Syscall 93 (exit) marks the process dead, schedules immediately, and patches mscratch and the return PC so the trap vector never sees the dead process again. Syscall 1 is a ping. Syscall 63 is the Minix 3 read above.

The placeholder init_process thread is intentionally dumb: it counts to a million in a core::hint::black_box loop (so the optimiser does not collapse it), then issues ecall with a0 = 1. That is enough to prove the timer interrupt fires, the scheduler picks the next runnable process, the trap vector restores the right registers, and the syscall path works end-to-end.

ELF, with the obvious caveat

src/exec/elf.rs is a zero-copy ELF64 parser. parse(buf) validates the magic, the machine field (0xf3 for RISC-V), and the type (2 for executable), and bounds-checks the program header table. program_headers(buf, hdr) returns an iterator over &ProgramHeader references into the original buffer. No allocations.

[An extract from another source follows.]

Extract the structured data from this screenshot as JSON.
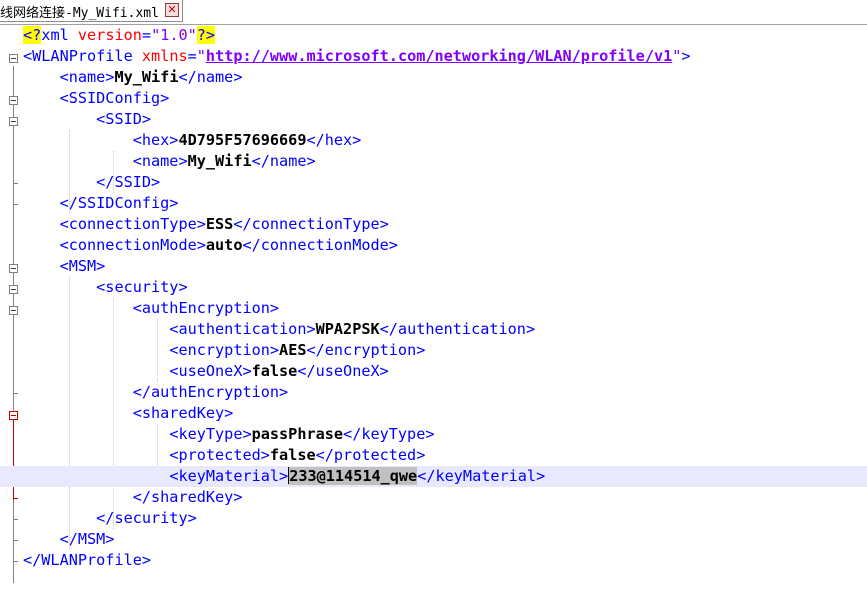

test_elf() in entry.rs reads a binary off Minix 3 by inode, parses it, and prints each PT_LOAD segment’s vaddr, filesz, memsz, and flags. What it does not yet do is jump to the entry point in U-mode. That requires per-process page tables and a satp switch in the M-mode trap vector before the mret into U-mode, and that wiring is the next chapter.

Why no external crates

Every dependency in a kernel is a dependency you have to audit at the bit level. core is part of the language and gets the same scrutiny rustc itself does. Beyond that, every crate is a thing that might assume an allocator, might emit code that the linker cannot place, might have a panic path that calls into std, and might break in subtle ways the next time the toolchain bumps the target spec.

For a learning project the trade-off is even sharper. If a Box falls out of alloc, you have not learned anything about how a heap works. If you write the page-frame allocator yourself, you know precisely how a heap works, and you understand why every embedded kernel ships an arena, a slab, and a buddy allocator and uses each for a different job.

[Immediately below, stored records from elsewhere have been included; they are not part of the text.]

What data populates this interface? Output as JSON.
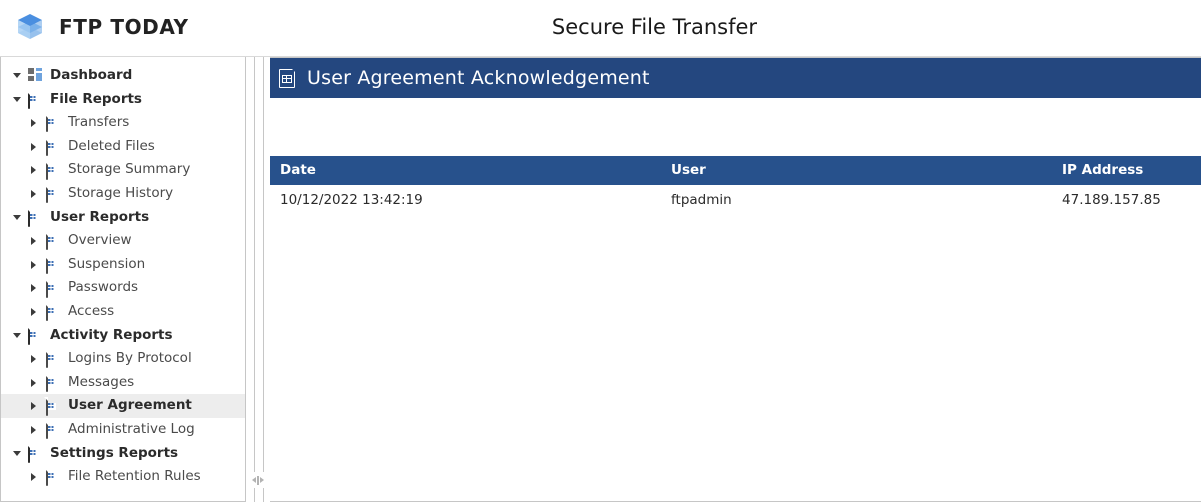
{
  "header": {
    "brand_name": "FTP TODAY",
    "logo_icon": "stacked-layers-logo",
    "app_title": "Secure File Transfer"
  },
  "sidebar": {
    "items": [
      {
        "label": "Dashboard",
        "icon": "dashboard-tiles-icon",
        "depth": 0,
        "expander": "down",
        "selected": false
      },
      {
        "label": "File Reports",
        "icon": "report-doc-icon",
        "depth": 0,
        "expander": "down",
        "selected": false
      },
      {
        "label": "Transfers",
        "icon": "report-doc-icon",
        "depth": 1,
        "expander": "right",
        "selected": false
      },
      {
        "label": "Deleted Files",
        "icon": "report-doc-icon",
        "depth": 1,
        "expander": "right",
        "selected": false
      },
      {
        "label": "Storage Summary",
        "icon": "report-doc-icon",
        "depth": 1,
        "expander": "right",
        "selected": false
      },
      {
        "label": "Storage History",
        "icon": "report-doc-icon",
        "depth": 1,
        "expander": "right",
        "selected": false
      },
      {
        "label": "User Reports",
        "icon": "report-doc-icon",
        "depth": 0,
        "expander": "down",
        "selected": false
      },
      {
        "label": "Overview",
        "icon": "report-doc-icon",
        "depth": 1,
        "expander": "right",
        "selected": false
      },
      {
        "label": "Suspension",
        "icon": "report-doc-icon",
        "depth": 1,
        "expander": "right",
        "selected": false
      },
      {
        "label": "Passwords",
        "icon": "report-doc-icon",
        "depth": 1,
        "expander": "right",
        "selected": false
      },
      {
        "label": "Access",
        "icon": "report-doc-icon",
        "depth": 1,
        "expander": "right",
        "selected": false
      },
      {
        "label": "Activity Reports",
        "icon": "report-doc-icon",
        "depth": 0,
        "expander": "down",
        "selected": false
      },
      {
        "label": "Logins By Protocol",
        "icon": "report-doc-icon",
        "depth": 1,
        "expander": "right",
        "selected": false
      },
      {
        "label": "Messages",
        "icon": "report-doc-icon",
        "depth": 1,
        "expander": "right",
        "selected": false
      },
      {
        "label": "User Agreement",
        "icon": "report-doc-icon",
        "depth": 1,
        "expander": "right",
        "selected": true
      },
      {
        "label": "Administrative Log",
        "icon": "report-doc-icon",
        "depth": 1,
        "expander": "right",
        "selected": false
      },
      {
        "label": "Settings Reports",
        "icon": "report-doc-icon",
        "depth": 0,
        "expander": "down",
        "selected": false
      },
      {
        "label": "File Retention Rules",
        "icon": "report-doc-icon",
        "depth": 1,
        "expander": "right",
        "selected": false
      }
    ]
  },
  "splitter": {
    "handle_icon": "collapse-expand-handle"
  },
  "panel": {
    "title": "User Agreement Acknowledgement",
    "title_icon": "report-doc-icon"
  },
  "table": {
    "columns": [
      "Date",
      "User",
      "IP Address"
    ],
    "rows": [
      [
        "10/12/2022 13:42:19",
        "ftpadmin",
        "47.189.157.85"
      ]
    ]
  },
  "colors": {
    "panel_title_bg": "#24477F",
    "table_header_bg": "#27518C",
    "selected_row_bg": "#EDEDED",
    "logo_blue": "#4A8FE0"
  }
}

There is no ideological commitment to staying that way forever. There is a pragmatic commitment to staying that way until the kernel is doing something that genuinely needs an external piece of code. So far that has not happened.

What works, what does not

What works at the current commit: M-mode boot, Sv39 paging with identity mapping, the page-frame allocator, the M-mode trap handler with timer + external interrupts + ecalls + page-fault stubs, the PLIC, the NS16550A UART with interrupt-driven echo and a small ANSI escape parser, the CLINT-driven round-robin scheduler with context switch, the legacy virtio MMIO block driver, the Minix 3 reader (superblock, inodes, all three indirection levels), three syscalls (1, 63, 93), and the ELF64 parser.

What does not work yet: U-mode ELF execution (needs per-process satp switching in the trap vector), SMP (secondary harts park), per-process address spaces (everything is in the kernel’s identity map), an mmap/brk story, blocking I/O (virtio is synchronous, no sleep/wake), filesystem writes, and a general-purpose heap.

Each of those is a chapter. The point of vesper was not to compete with Linux; it was to walk the floor of the building from the M-mode mret on power-up to the moment a process can read a file off a disk. That part is done. The rest is the next set of weekends.